От этих слов Симон пришел в восторг; подобно тому, как другие стремятся к истине, он стремится к почестям.
- Да-да, наместник, это вполне своевременно. Премного благодарен. И меня, и моего отца милость императора просто изумила.
- Мне нужен твой совет, Симон… - И, взяв сына под руку, наместник увел его, оставив меня одного посреди церкви - слепого, как Гомер, и хромого, как Гефест. Должен признаться, на мгновение я поддался гневу. Симону следовало остаться со мной, он мог бы договориться с наместником о встрече в другое время! Но что делать: мой сын - юрист, и профессия обязывает. Как бы то ни было, мне было трудно его простить, когда я осознал свое положение. Я остался в Золотом доме один, лишенный зрения и едва способный передвигаться без посторонней помощи. Тяжело опираясь на палку, я, похожий на сову или летучую мышь, ослепленную дневным светом, двинулся туда, где, как я надеялся, есть выход. Всего лишь один опасный шаг - и меня подхватила чья-то сильная рука.
- Благодарю вас, - сказал я смутной тени рядом. - Меня, кажется, бросили, а я очень нуждаюсь в помощи. Я ничего не вижу.
- Любая моя помощь тебе - ничто по сравнению с той, которую ты оказал мне.
- Я узнал голос диакона Иоанна Хризостома и притворился, будто помню его:
- Ах да, ты Иоанн…
- Меня называют Хризостомом, но ты меня помнишь как сына Анфузы и…
- Да, я помнил его, еще бы!
- Мой лучший ученик! - воскликнул я. - Тебя похитили у меня христиане!

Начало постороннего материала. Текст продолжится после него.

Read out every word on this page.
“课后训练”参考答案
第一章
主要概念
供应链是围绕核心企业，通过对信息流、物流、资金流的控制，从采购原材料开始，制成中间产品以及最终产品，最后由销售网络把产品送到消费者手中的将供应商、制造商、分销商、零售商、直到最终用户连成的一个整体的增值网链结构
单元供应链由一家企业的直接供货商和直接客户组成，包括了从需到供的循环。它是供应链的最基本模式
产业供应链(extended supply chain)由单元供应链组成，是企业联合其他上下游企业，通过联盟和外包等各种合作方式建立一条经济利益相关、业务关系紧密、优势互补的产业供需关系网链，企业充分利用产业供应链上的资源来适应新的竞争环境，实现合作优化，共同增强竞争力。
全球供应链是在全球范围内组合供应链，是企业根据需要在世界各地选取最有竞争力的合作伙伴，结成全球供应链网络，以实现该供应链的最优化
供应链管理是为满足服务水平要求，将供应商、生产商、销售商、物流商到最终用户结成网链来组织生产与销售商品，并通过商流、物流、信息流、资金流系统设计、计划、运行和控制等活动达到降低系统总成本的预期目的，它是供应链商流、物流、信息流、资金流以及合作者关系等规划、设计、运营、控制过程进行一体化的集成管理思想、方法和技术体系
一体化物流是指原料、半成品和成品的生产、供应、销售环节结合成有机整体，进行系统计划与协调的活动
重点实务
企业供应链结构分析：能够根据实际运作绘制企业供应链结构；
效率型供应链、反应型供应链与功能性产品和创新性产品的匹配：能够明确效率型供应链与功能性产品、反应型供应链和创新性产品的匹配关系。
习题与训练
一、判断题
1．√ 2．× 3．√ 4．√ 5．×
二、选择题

- Не похитили, а нашли, как заблудшую овцу! - рассмеялся он.
- Значит, теперь мой Иоанн - знаменитый Хризостом, чарующий слух публики.
- Да, меня слушают, но понимают ли? Прежде всего, меня здесь не знают. Десять лет я провел один в пустыне…
- А теперь вернулся в мир, чтобы стать епископом?
- А теперь вернулся в мир, чтобы проповедовать и излагать истину, подобно моему старому учителю.
- У нас с тобой разные взгляды на то, что есть истина, - произнес я резче, нежели намеревался.
- Может статься, не такие уж и разные. - Возле двери мы остановились. С большим трудом удалось мне разглядеть худощавое лицо моего бывшего ученика. Иоанн уже начал лысеть и отпустил бородку; по правде говоря, будь даже мое зрение лучше, я бы его не узнал. С тех пор как он был моим учеником, минуло уже почти двадцать лет.
- Перед отъездом из Антиохии епископ Мелетий рассказал мне, что ты замыслил написать биографию императора Юлиана. - Неужели Иоанн читал мои мысли? Как иначе мог он догадаться о том, что тяготило меня больше всего? Его-то это вряд ли могло заинтересовать.
- К сожалению, из моего замысла ничего не вышло. Император запретил мне эту публикацию.
- Жаль. Я знаю, что значил для тебя Юлиан. Как-то мне довелось его увидеть. Было это незадолго до того, как я стал твоим учеником, тогда мне было что-то около пятнадцати. В тот день, когда он уходил в персидский поход, я стоял в толпе на цоколе Нимфея и видел, как он проезжал мимо. Кажется, люди кричали какие-то грубости…
"Феликс - Юлиан - Август", - пробормотал я, вспомнив, что скандировала злобная толпа.